The family-friendly event once again showcased activities in science, technology, engineering, artful innovation and math. Dozens of organizations and student-ran clubs from across Douglas County, such as Winston’s Wildlife Safari and Elkton High School’s Cybernetics Elks Robotics Club, came out to show how STEAM thinking is part of their everyday activities and work.
Douglas County Partners for Student Success Executive Director Gwen Soderberg-Chase says the event provides a wide, diverse way for families and students to learn how STEAM learning benefits and stimulates children’s minds.
“What we work to provide for all kids who are here and their families is an opportunity to explore a variety of different engaging activities,” Soderberg-Chase said. “They’re all about developing STEAM thinking, asking questions, developing creative solutions, problem solving, critical thinking – just challenges of all different levels for all different ages.”
Despite Mother Nature teasing the crowd with afternoon showers, the weather didn’t stop the children and adults from interacting with the outdoor events across campus.
Wildlife Safari Lead Educator Julianne Rose says the STEAM Extravaganza is an innovative, engaging way for students to learn.
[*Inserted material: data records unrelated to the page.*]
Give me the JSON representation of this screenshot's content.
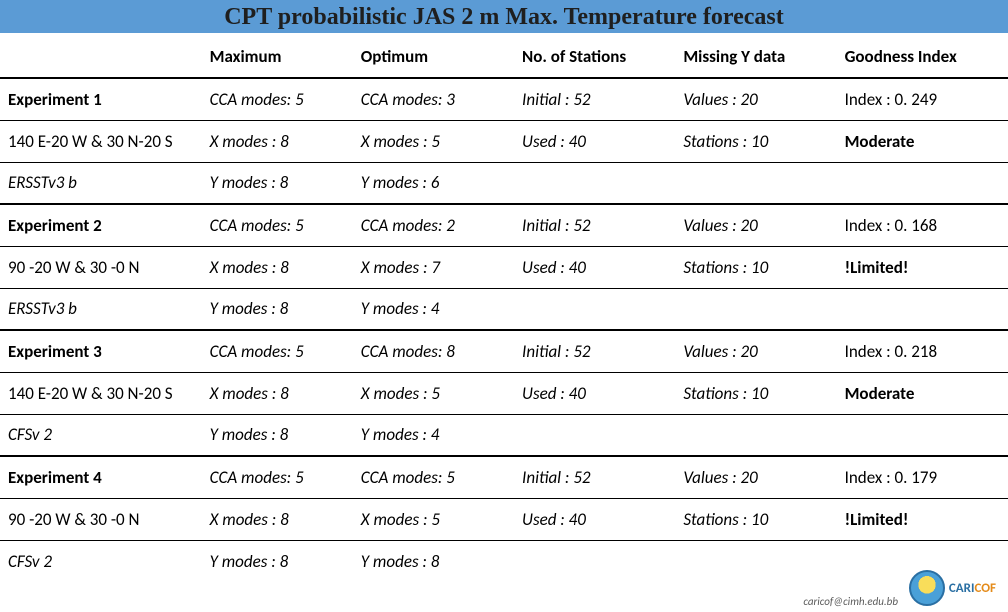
{
  "title": "CPT probabilistic JAS 2 m Max. Temperature forecast",
  "columns": [
    "",
    "Maximum",
    "Optimum",
    "No. of Stations",
    "Missing Y data",
    "Goodness Index"
  ],
  "rows": [
    {
      "border": "thin",
      "cells": [
        {
          "text": "Experiment 1",
          "style": "bold"
        },
        {
          "text": "CCA modes: 5",
          "style": "italic"
        },
        {
          "text": "CCA modes: 3",
          "style": "italic"
        },
        {
          "text": "Initial : 52",
          "style": "italic"
        },
        {
          "text": "Values : 20",
          "style": "italic"
        },
        {
          "text": "Index : 0. 249",
          "style": ""
        }
      ]
    },
    {
      "border": "thin",
      "cells": [
        {
          "text": "140 E-20 W & 30 N-20 S",
          "style": ""
        },
        {
          "text": "X modes : 8",
          "style": "italic"
        },
        {
          "text": "X modes : 5",
          "style": "italic"
        },
        {
          "text": "Used : 40",
          "style": "italic"
        },
        {
          "text": "Stations : 10",
          "style": "italic"
        },
        {
          "text": "Moderate",
          "style": "bold"
        }
      ]
    },
    {
      "border": "thick",
      "cells": [
        {
          "text": "ERSSTv3 b",
          "style": "italic"
        },
        {
          "text": "Y modes : 8",
          "style": "italic"
        },
        {
          "text": "Y modes : 6",
          "style": "italic"
        },
        {
          "text": "",
          "style": ""
        },
        {
          "text": "",
          "style": ""
        },
        {
          "text": "",
          "style": ""
        }
      ]
    },
    {
      "border": "thin",
      "cells": [
        {
          "text": "Experiment 2",
          "style": "bold"
        },
        {
          "text": "CCA modes: 5",
          "style": "italic"
        },
        {
          "text": "CCA modes: 2",
          "style": "italic"
        },
        {
          "text": "Initial : 52",
          "style": "italic"
        },
        {
          "text": "Values : 20",
          "style": "italic"
        },
        {
          "text": "Index : 0. 168",
          "style": ""
        }
      ]
    },
    {
      "border": "thin",
      "cells": [
        {
          "text": "90 -20 W & 30 -0 N",
          "style": ""
        },
        {
          "text": "X modes : 8",
          "style": "italic"
        },
        {
          "text": "X modes : 7",
          "style": "italic"
        },
        {
          "text": "Used : 40",
          "style": "italic"
        },
        {
          "text": "Stations : 10",
          "style": "italic"
        },
        {
          "text": "!Limited!",
          "style": "bold"
        }
      ]
    },
    {
      "border": "thick",
      "cells": [
        {
          "text": "ERSSTv3 b",
          "style": "italic"
        },
        {
          "text": "Y modes : 8",
          "style": "italic"
        },
        {
          "text": "Y modes : 4",
          "style": "italic"
        },
        {
          "text": "",
          "style": ""
        },
        {
          "text": "",
          "style": ""
        },
        {
          "text": "",
          "style": ""
        }
      ]
    },
    {
      "border": "thin",
      "cells": [
        {
          "text": "Experiment 3",
          "style": "bold"
        },
        {
          "text": "CCA modes: 5",
          "style": "italic"
        },
        {
          "text": "CCA modes: 8",
          "style": "italic"
        },
        {
          "text": "Initial : 52",
          "style": "italic"
        },
        {
          "text": "Values : 20",
          "style": "italic"
        },
        {
          "text": "Index : 0. 218",
          "style": ""
        }
      ]
    },
    {
      "border": "thin",
      "cells": [
        {
          "text": "140 E-20 W & 30 N-20 S",
          "style": ""
        },
        {
          "text": "X modes : 8",
          "style": "italic"
        },
        {
          "text": "X modes : 5",
          "style": "italic"
        },
        {
          "text": "Used : 40",
          "style": "italic"
        },
        {
          "text": "Stations : 10",
          "style": "italic"
        },
        {
          "text": "Moderate",
          "style": "bold"
        }
      ]
    },
    {
      "border": "thick",
      "cells": [
        {
          "text": "CFSv 2",
          "style": "italic"
        },
        {
          "text": "Y modes : 8",
          "style": "italic"
        },
        {
          "text": "Y modes : 4",
          "style": "italic"
        },
        {
          "text": "",
          "style": ""
        },
        {
          "text": "",
          "style": ""
        },
        {
          "text": "",
          "style": ""
        }
      ]
    },
    {
      "border": "thin",
      "cells": [
        {
          "text": "Experiment 4",
          "style": "bold"
        },
        {
          "text": "CCA modes: 5",
          "style": "italic"
        },
        {
          "text": "CCA modes: 5",
          "style": "italic"
        },
        {
          "text": "Initial : 52",
          "style": "italic"
        },
        {
          "text": "Values : 20",
          "style": "italic"
        },
        {
          "text": "Index : 0. 179",
          "style": ""
        }
      ]
    },
    {
      "border": "thin",
      "cells": [
        {
          "text": "90 -20 W & 30 -0 N",
          "style": ""
        },
        {
          "text": "X modes : 8",
          "style": "italic"
        },
        {
          "text": "X modes : 5",
          "style": "italic"
        },
        {
          "text": "Used : 40",
          "style": "italic"
        },
        {
          "text": "Stations : 10",
          "style": "italic"
        },
        {
          "text": "!Limited!",
          "style": "bold"
        }
      ]
    },
    {
      "border": "none",
      "cells": [
        {
          "text": "CFSv 2",
          "style": "italic"
        },
        {
          "text": "Y modes : 8",
          "style": "italic"
        },
        {
          "text": "Y modes : 8",
          "style": "italic"
        },
        {
          "text": "",
          "style": ""
        },
        {
          "text": "",
          "style": ""
        },
        {
          "text": "",
          "style": ""
        }
      ]
    }
  ],
  "footer_email": "caricof@cimh.edu.bb",
  "logo_brand_a": "CARI",
  "logo_brand_b": "COF",
  "colors": {
    "title_bg": "#5b9bd5",
    "border": "#000000"
  }
}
“They can meet a snake, they can see the inside of a spider,” Rose said. “Once they learn about those things, usually they’re a little more intrigued by them and they want to investigate them, and that leads them into further discoveries in a scientific realm.”
Along with other organizations, many school programs ran by students showed off their inventions, including robotics and other remote-controlled objects built from scratch by the students.
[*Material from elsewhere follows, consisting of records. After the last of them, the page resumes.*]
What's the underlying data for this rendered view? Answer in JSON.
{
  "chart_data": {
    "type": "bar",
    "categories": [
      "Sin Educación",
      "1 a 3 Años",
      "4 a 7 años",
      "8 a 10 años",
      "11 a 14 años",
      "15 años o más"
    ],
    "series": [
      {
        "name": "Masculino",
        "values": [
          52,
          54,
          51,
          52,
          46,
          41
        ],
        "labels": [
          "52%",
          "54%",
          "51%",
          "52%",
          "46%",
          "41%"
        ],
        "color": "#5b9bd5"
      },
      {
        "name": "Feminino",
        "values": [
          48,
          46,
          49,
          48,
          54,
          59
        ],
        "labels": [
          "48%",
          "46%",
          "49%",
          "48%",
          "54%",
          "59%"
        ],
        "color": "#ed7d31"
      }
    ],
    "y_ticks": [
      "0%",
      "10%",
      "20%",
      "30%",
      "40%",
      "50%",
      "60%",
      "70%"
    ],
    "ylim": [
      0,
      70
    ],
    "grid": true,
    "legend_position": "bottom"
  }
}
Elkton High School sophomore and Cybernetic Elks Robotics club member Hayden O’Neal says robotics isn’t just an extracurricular activity, it’s helping him prepare for life after high school.
“It benefits me in that I want to study engineering, later on for college so it’s a really nice way to start out on that,” O’Neal said. “It really gets people interested in that kind of stuff, the sciences and stuff.”
Other activities at the free event included drone competitions; rocket building and launching; Lego League robotics; UCC program tours and demonstrations; pipe organ building; and a maker/tinker space.
“We are thrilled with this year’s turnout, both in terms of the educators and community members who contributed their time to engage students, and the families who came to explore and have fun,” Soderberg-Chase said. “We hope this event will continue to grow each year and become our region’s premiere STEAM experience.”